Как я могла подумать, что Винсент дал мне вампирское сердце? Это было человеческим.
– Свое…
Мне было не выговорить.
– Миледи, надо завершить обет, – сказала жрица.
Я сморгнула слезы и покачала головой:
– Нет.
– Но миледи…
– Достаточно, – рявкнул Райн.
– Но…
– Я сказал, достаточно. Она не обязана.
Я позволила себе поднять на него взгляд.
Мне не нравилось, что он смотрит на меня так участливо. Его большой палец погладил тыльную сторону моей ладони. Я услышала в этом жесте его голос: «Тебе ничего не грозит».
Но сейчас грозило. Даже если мне на секунду показалось иначе. Особенно потому, что показалось иначе.
Жрица провела меня через оставшуюся часть обета. Когда мы закончили, я была замужем за королем ночерожденных. Я потеряла независимость, имя, кровь. Я потеряла свою землю.
Но по крайней мере сердце осталось мне. После того как жрица ушла, Райн задержался лишь ненадолго. Я подошла к окну и посмотрела на бойню, идущую внизу, в Сивринаже. На Райна я не смотрела. Слишком многое я сейчас ощущала, и его взгляд чувствовала сильнее всего.
– Если ты ждешь, чтобы я пригласила тебя на наше брачное ложе, – сказала я, когда миновало несколько долгих мгновений, – то этого не будет.
Голос прозвучал не настолько строго, как мне хотелось. Слово «брачное» напомнило мне ощущение от прикосновения его губ к моей ладони. Слово «ложе» напомнило ощущение губ на моем теле. И от того, и от другого было неловко.
Он промолчал. Возможно, в наступившей тишине почувствовал то же самое.

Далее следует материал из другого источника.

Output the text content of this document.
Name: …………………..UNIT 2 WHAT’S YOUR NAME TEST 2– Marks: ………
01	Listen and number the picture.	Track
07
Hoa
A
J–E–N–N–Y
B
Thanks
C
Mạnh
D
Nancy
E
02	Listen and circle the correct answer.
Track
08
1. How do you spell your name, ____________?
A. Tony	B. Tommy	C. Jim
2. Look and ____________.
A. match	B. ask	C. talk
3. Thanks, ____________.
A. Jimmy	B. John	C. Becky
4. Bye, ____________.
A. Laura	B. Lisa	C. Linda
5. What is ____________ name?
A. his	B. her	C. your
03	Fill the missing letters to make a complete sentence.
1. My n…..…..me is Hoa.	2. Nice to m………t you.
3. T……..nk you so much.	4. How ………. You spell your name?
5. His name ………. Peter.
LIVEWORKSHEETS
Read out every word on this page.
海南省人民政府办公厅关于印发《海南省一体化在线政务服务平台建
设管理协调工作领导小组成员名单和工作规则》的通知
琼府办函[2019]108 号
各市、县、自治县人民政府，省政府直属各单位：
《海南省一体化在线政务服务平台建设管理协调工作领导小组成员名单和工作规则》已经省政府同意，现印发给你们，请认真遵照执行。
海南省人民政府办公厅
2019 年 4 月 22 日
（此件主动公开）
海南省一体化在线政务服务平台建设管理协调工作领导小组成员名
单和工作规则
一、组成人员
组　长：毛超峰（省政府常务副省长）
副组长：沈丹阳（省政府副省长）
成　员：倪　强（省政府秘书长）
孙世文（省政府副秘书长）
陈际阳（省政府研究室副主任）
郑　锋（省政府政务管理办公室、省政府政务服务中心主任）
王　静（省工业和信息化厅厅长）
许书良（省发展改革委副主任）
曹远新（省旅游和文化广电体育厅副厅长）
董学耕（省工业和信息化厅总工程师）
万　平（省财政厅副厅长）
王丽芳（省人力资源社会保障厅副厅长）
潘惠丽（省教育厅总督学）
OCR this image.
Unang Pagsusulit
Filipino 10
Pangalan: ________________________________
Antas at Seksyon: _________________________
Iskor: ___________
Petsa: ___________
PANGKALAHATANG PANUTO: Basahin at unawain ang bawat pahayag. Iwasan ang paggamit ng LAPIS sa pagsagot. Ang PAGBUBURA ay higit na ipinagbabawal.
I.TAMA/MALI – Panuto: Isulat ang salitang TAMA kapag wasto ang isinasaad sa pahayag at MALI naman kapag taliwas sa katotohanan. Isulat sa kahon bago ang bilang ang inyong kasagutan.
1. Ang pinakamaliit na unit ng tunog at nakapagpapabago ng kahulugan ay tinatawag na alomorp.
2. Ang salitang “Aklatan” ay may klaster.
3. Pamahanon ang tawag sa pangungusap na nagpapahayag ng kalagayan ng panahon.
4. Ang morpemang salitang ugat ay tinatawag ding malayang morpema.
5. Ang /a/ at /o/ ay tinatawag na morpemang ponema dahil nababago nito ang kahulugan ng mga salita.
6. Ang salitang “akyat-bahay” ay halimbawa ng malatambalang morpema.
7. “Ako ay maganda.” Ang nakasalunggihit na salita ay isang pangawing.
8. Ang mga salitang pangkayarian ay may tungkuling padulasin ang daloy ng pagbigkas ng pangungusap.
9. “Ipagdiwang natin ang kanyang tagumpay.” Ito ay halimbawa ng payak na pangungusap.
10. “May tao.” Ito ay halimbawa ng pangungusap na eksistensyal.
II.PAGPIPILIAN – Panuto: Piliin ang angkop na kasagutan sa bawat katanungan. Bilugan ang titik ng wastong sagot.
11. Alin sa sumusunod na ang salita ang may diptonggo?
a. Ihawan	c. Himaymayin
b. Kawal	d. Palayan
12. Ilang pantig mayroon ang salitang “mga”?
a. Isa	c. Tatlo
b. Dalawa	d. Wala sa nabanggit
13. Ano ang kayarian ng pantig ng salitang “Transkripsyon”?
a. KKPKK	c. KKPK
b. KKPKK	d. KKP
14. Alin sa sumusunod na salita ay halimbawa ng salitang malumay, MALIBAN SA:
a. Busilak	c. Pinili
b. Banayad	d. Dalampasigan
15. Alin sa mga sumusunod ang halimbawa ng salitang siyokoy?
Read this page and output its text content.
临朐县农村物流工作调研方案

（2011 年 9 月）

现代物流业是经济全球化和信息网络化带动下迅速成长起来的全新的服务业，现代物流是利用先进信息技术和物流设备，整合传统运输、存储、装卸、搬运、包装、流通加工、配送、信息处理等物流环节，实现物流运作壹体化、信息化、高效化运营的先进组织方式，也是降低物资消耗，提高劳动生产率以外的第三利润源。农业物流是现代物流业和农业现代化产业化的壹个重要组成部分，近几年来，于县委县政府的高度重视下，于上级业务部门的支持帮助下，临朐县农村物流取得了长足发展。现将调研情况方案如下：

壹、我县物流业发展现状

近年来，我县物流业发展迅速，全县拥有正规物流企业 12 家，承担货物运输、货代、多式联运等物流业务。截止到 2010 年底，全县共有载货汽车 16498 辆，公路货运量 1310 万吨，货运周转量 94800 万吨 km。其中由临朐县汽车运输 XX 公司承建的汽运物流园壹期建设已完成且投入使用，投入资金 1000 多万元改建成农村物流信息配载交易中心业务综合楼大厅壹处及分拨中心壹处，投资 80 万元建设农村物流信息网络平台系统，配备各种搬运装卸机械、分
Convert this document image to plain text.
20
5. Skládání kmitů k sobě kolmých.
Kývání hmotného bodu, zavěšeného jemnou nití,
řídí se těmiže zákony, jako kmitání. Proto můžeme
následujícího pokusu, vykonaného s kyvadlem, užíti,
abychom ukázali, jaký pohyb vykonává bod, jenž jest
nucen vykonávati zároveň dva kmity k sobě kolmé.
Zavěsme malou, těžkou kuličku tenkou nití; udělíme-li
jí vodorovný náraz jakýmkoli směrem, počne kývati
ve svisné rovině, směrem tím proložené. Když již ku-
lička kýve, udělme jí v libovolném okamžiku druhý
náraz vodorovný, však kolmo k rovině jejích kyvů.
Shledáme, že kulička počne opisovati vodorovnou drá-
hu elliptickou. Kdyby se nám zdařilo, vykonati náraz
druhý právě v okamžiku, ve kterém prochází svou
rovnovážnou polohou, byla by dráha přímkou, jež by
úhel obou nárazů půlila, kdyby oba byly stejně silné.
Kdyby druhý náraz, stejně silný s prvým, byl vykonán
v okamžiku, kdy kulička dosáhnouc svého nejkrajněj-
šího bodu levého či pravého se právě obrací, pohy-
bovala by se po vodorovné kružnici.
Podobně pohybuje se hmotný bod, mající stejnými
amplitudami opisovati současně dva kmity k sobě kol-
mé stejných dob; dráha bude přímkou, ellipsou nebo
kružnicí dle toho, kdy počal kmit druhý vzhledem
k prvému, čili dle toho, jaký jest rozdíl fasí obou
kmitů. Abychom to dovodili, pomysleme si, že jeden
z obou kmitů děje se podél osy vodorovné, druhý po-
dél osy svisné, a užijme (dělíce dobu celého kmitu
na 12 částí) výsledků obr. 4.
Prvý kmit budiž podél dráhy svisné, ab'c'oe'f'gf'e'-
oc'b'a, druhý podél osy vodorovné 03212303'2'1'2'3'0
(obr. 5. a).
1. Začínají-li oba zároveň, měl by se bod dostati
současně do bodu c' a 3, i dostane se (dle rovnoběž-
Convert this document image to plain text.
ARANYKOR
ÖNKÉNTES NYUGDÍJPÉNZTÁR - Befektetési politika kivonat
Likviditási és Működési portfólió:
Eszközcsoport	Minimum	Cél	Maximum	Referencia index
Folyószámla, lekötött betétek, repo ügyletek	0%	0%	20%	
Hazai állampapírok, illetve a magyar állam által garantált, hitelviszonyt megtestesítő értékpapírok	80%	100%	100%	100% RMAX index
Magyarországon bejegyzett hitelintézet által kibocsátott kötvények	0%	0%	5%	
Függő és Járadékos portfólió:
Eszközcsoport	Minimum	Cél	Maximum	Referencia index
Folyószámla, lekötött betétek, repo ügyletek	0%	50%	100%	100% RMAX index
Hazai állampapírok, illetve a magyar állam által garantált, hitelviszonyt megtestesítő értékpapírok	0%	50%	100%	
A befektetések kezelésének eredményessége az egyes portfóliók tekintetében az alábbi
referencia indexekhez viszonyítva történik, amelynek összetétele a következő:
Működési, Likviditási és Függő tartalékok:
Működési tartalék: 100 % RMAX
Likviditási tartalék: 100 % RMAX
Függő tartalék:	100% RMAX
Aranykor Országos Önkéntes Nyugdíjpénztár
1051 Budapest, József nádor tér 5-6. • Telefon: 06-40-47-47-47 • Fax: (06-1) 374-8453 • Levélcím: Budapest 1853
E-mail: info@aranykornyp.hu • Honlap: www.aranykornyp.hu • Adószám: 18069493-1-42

Наконец я посмотрела через плечо. Он стоял в центре комнаты, опустив руки, и казалось, что ему многое нужно мне сказать, но не хватает слов.
Мой муж.
Матерь, что я сейчас натворила?
Он приоткрыл рот. Я ничего не хотела слышать. Не могла.
– Мне нужно побыть одной, – сказала я, не дав ему ничего произнести.
Райн смотрел на меня бесконечно долго – так показалось потому, что каждая секунда была для меня мучительна. Я из последних сил держала себя в руках, чтобы он не увидел, как я сломаюсь.
Наконец он склонил голову. Я повернулась к нему спиной, села на кровать и слушала, как удаляются его шаги. Дверь он за собой запер.
Стук по стеклу возник перед рассветом. Я лежала на кровати, таращилась в потолок, изо всех сил стараясь ничего не чувствовать.
Мне показалось, что у меня бред, когда я встала и увидела за окном чью-то фигуру.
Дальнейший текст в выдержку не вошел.